Von Bremzen remembers, but she also researches. After reading her account of the origins of the fish-in-aspic that had spooked me in Moscow in the ’90s, I longed to try it again, my appetite whetted by the spice of history. This delicacy, she explains, was born in the era of the czars, reviled as a damnable bourgeois relic after Lenin’s rise, then rehabilitated by Stalin as a form of gustatory patriotism.
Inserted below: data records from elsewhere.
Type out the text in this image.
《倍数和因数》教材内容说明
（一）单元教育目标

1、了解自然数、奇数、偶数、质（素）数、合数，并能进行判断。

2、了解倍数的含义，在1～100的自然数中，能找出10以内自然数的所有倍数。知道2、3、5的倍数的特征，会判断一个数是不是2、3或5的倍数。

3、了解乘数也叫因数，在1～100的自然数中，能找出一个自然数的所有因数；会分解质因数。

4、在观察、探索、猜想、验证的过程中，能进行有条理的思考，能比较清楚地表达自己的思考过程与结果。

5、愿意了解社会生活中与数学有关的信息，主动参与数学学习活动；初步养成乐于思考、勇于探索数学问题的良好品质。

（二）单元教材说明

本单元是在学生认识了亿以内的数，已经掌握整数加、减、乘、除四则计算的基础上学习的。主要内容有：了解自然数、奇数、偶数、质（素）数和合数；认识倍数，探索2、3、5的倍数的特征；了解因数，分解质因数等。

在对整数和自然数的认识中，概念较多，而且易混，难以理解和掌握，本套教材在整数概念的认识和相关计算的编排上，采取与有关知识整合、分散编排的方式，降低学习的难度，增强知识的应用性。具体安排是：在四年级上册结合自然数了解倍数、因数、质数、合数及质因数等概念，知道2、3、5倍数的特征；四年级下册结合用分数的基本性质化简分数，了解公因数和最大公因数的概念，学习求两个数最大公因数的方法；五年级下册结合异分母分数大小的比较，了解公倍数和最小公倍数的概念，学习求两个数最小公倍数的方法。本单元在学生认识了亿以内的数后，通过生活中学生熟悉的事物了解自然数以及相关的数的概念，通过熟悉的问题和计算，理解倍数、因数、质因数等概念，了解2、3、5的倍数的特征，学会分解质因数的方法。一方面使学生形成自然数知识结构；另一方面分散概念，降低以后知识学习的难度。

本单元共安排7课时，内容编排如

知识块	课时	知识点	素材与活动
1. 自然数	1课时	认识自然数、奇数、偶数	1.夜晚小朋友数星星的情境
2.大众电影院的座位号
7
The Soviet dishes he exalted were not mere sustenance, they were “shining political symbols, furthering the illusion that czarist indulgences were now accessible to the masses.” Of course, these indulgences were never widely accessible; not in the age of the czars; not under Stalin, not under Brezhnev, not under Yeltsin, and not now, under Putin, for the “shallow-pocketed.” But the struggle to attain them has always been open to all; and in Mastering the Art of Soviet Cooking, Anya von Bremzen lets Russians and non-Russians alike savor the aroma of illusory empire—eternal, indestructible, and in the imagining, ochen’ vkusno.